I have an application that regularly launches fire-and-forget tasks, mainly for logging purposes, and my problem is that when the application is closed, any currently running fire-and-forget tasks are aborted. I want to prevent this from happening, so I am searching for a mechanism that will allow me to await
the completion of all running fire-and-forget operations before closing my app. I don't want to handle their possible exceptions, I don't care about these. I just want to give them the chance to complete (probably with a timeout, but this is not part of the question).
You could argue that this requirement makes my tasks not truly fire-and-forget, and there is some truth in that, so I would like to clarify this point:
- The tasks are fire-and-forget locally, because the method that launches them is not interested about their outcome.
- The tasks are not fire-and-forget globally, because the application as a whole cares about them.
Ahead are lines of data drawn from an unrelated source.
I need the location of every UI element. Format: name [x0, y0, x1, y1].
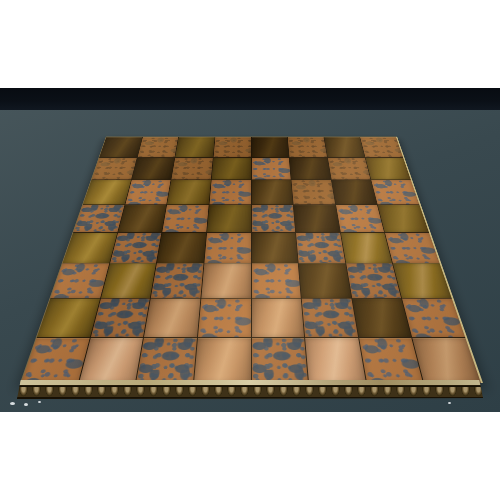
molding-emboss-pattern: [17, 386, 483, 399]
square-f6: [292, 180, 336, 204]
square-a6: [83, 180, 131, 204]
dust-speck: [10, 402, 15, 405]
square-b4: [110, 232, 162, 262]
square-c5: [162, 205, 208, 232]
square-b1: [79, 338, 143, 383]
square-f8: [288, 137, 327, 157]
dust-speck: [448, 402, 451, 404]
square-h4: [385, 232, 439, 262]
backdrop-shadow-band: [0, 88, 500, 110]
square-a2: [37, 298, 100, 337]
photo-frame: [0, 0, 500, 500]
square-g4: [341, 232, 393, 262]
square-h1: [413, 338, 481, 383]
square-c3: [151, 263, 203, 297]
square-h5: [378, 205, 429, 232]
dust-speck: [24, 403, 28, 406]
square-c8: [175, 137, 214, 157]
board-edge-molding: [17, 380, 483, 399]
square-c7: [172, 158, 213, 180]
square-g8: [324, 137, 365, 157]
square-g5: [336, 205, 384, 232]
square-f3: [299, 263, 351, 297]
square-b5: [118, 205, 167, 232]
square-f1: [305, 338, 366, 383]
square-d7: [212, 158, 251, 180]
square-b2: [90, 298, 150, 337]
square-e6: [252, 180, 293, 204]
square-h6: [372, 180, 420, 204]
square-a1: [21, 338, 89, 383]
square-d8: [213, 137, 250, 157]
square-g3: [346, 263, 401, 297]
square-h7: [366, 158, 411, 180]
square-e3: [252, 263, 301, 297]
square-h3: [393, 263, 451, 297]
square-d4: [204, 232, 250, 262]
square-e5: [252, 205, 296, 232]
square-h2: [402, 298, 465, 337]
square-f5: [294, 205, 340, 232]
square-f7: [290, 158, 331, 180]
square-a7: [92, 158, 137, 180]
square-c4: [157, 232, 206, 262]
square-d6: [209, 180, 250, 204]
square-a3: [51, 263, 109, 297]
square-g7: [328, 158, 371, 180]
square-e4: [252, 232, 298, 262]
square-a8: [99, 137, 142, 157]
square-a4: [63, 232, 117, 262]
square-b6: [125, 180, 171, 204]
chessboard: [20, 137, 483, 383]
square-f2: [302, 298, 358, 337]
square-d3: [201, 263, 250, 297]
square-b7: [132, 158, 175, 180]
square-e8: [252, 137, 289, 157]
square-b3: [101, 263, 156, 297]
dust-speck: [38, 401, 41, 403]
photo-background: [0, 88, 500, 412]
square-d1: [194, 338, 251, 383]
square-e1: [252, 338, 309, 383]
square-c1: [136, 338, 197, 383]
square-d2: [198, 298, 251, 337]
square-a5: [73, 205, 124, 232]
square-d5: [207, 205, 251, 232]
square-c6: [167, 180, 211, 204]
square-g6: [332, 180, 378, 204]
square-e7: [252, 158, 291, 180]
square-e2: [252, 298, 305, 337]
square-f4: [296, 232, 345, 262]
square-g2: [352, 298, 412, 337]
square-h8: [360, 137, 403, 157]
square-b8: [137, 137, 178, 157]
square-c2: [144, 298, 200, 337]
Here is a minimal demonstration of the problem:
static class Program
{
static async Task Main(string[] args)
{
_ = Log("Starting"); // fire and forget
await Task.Delay(1000); // Simulate the main asynchronous workload
CleanUp();
_ = Log("Finished"); // fire and forget
// Here any pending fire and forget operations should be awaited somehow
}
private static void CleanUp()
{
_ = Log("CleanUp started"); // fire and forget
Thread.Sleep(200); // Simulate some synchronous operation
_ = Log("CleanUp completed"); // fire and forget
}
private static async Task Log(string message)
{
await Task.Delay(100); // Simulate an async I/O operation required for logging
Console.WriteLine($"{DateTime.Now:HH:mm:ss.fff} {message}");
}
}
Output:
11:14:11.441 Starting
11:14:12.484 CleanUp started
Press any key to continue . . .
The "CleanUp completed"
and "Finished"
entries are not logged, because the application terminates prematurely, and the pending tasks are aborted. Is there any way that I can await them to complete before closing?
Btw this question is inspired by a recent question by @SHAFEESPS, that was sadly closed as unclear.
Clarification: The minimal example presented above contains a single type of fire-and-forget operation, the Task Log
method. The fire-and-forget operations launched by the real world application are multiple and heterogeneous. Some even return generic tasks like Task<string>
or Task<int>
.
It is also possible that a fire-and-forget task may fire secondary fire-and-forget tasks, and these should by allowed to start and be awaited too.